Ces mots anciens qui freinent les idées neuves : #5 condamner

Cet été nous proposons une série des mots qui servent à parler des conditions de vie des enfants après séparation de leurs parents. Nous sommes allés voir du côté de « famille monoparentale ». Nous avons aussi exploré « droit de visite et d’hébergement ».

Cette semaine nous proposons de visiter le mot « condamné » que les parents trouvent souvent écrit sur la décision de justice quand ils se sont séparés et qu’ils ont fait appel au juge des affaires familiales.

Nous avons signalé la semaine dernière comment pouvait paraître humiliant, pour un parent, souvent le père, de passer du statut de parent à celui de simple bénéficiaire d’un « droit de visite et d’hébergement » de ses propres enfants.

Le même genre d’humiliation peut être ressentie lorsque ce même parent se voit « condamné » à verser une contribution à l’entretien et à l’éducation de ces mêmes enfants.

Prenons trois exemples, à partir de trois décisions de justice : une résidence pleine chez le père, un arrangement classique élargi chez la mère et une résidence alternée égalitaire.

Trois parents différents, tous condamnés à payer

Dans la première situation, le père demande la résidence pleine de l’enfant à son domicile à la place d’un droit de visite élargi.
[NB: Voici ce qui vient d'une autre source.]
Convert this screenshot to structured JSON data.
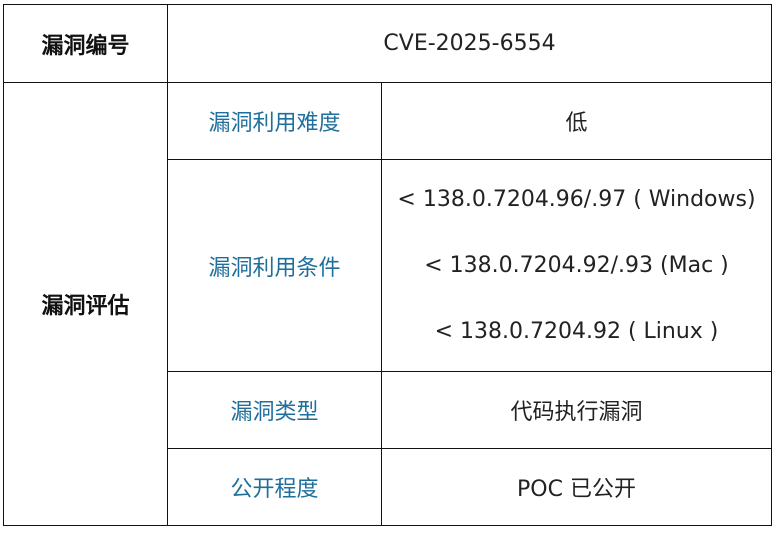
{
  "vuln_id": {
    "label": "漏洞编号",
    "value": "CVE-2025-6554"
  },
  "assessment": {
    "label": "漏洞评估",
    "rows": [
      {
        "label": "漏洞利用难度",
        "value": "低"
      },
      {
        "label": "漏洞利用条件",
        "values": [
          "< 138.0.7204.96/.97 ( Windows)",
          "< 138.0.7204.92/.93 (Mac )",
          "< 138.0.7204.92 ( Linux )"
        ]
      },
      {
        "label": "漏洞类型",
        "value": "代码执行漏洞"
      },
      {
        "label": "公开程度",
        "value": "POC 已公开"
      }
    ]
  },
  "colors": {
    "label_blue": "#1e6f9c",
    "border": "#111111"
  }
}
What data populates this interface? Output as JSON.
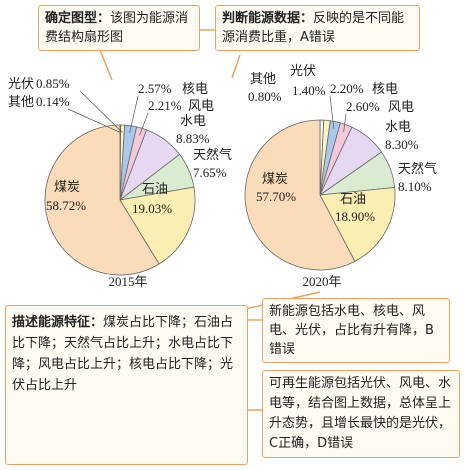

Le tribunal « FIXE la résidence de ZZ [l’enfant], au domicile de monsieur XX [le père]. Dit que le droit de visite et d’hébergement de madame YY [la mère] s’exercera à l’amiable et à défaut d’accord, selon les modalités suivantes les fins de semaines impaires du vendredi sortie d’école au dimanche 18h30. Fixe à la somme de 100 euros par mois, la contribution de madame YY pour l’entretien et l’éducation de l’enfant. CONDAMNE en tant que de besoin madame YY à payer cette somme à monsieur XX. »

Dans la deuxième situation, l’enfant est en résidence pleine chez la mère, le père demande une résidence alternée égalitaire et le juge décide une résidence alternée inégalitaire (soit, avec les mots de la justice, un arrangement « classique élargi »). Le tribunal « MODIFIE le droit de visite et d’hébergement de XX [le père] pendant les périodes scolaires et lui accorde un droit s’exerçant du jeudi soir des semaines paires du calendrier au mardi matin suivant. FIXE à 1.200 euros le montant de la contribution mensuelle du père à l’entretien et l’éducation de chaque enfant et le CONDAMNE en tant que de besoin à payer cette somme à YY [la mère]. »

Dans la troisième situation, le père demande la résidence des enfants en alternance au domicile de chacun de leurs parents. Le tribunal décide que cette modalité est conforme à l’intérêt supérieur des enfants, « fixe à 200 euros le montant de la contribution mensuelle du père à l’entretien et l’éducation de chaque enfant et CONDAMNE XX [le père] en tant que de besoin à payer cette somme à YY [la mère]. »

« Condamner » veut dire « obliger » ou « punir »

Dans les trois situations, les revenus et les charges des deux parents ne sont pas équivalents. Le tribunal décide d’une somme pour compenser le déséquilibre. Cette contribution, souvent appelée pension alimentaire, est à payer par l’autre parent.

Le vocabulaire de la justice utilise alors le verbe « condamner » pour indiquer l’obligation de payer.

Le sens populaire du verbe « condamner » n’a pas du tout le même sens. Dans le vocabulaire courant, ce sont les coupables de méfaits qui sont condamnés à des amendes ou à des peines qui réduisent leurs droits ou leur liberté.

On peut supposer que de nombreux parents font une confusion entre ces deux significations et pensent que celui qui est « condamné » à payer et quelque part « puni ».

Changer les mots pour améliorer la coparentalité

Dans les trois situations précédentes, chaque parent doit ASSUMER sa contribution à l’entretien et l’éducation des enfants. Pour le dire, la justice les « CONDAMNE » à payer.

Le groupe de travail sur la coparentalité, et le conseil économique et social, souhaitent mieux faire comprendre aux parents ce que c’est que la coparentalité à travers des informations spécifiques.

Le changement des mots de la justice familiale pourrait contribuer à cette amélioration.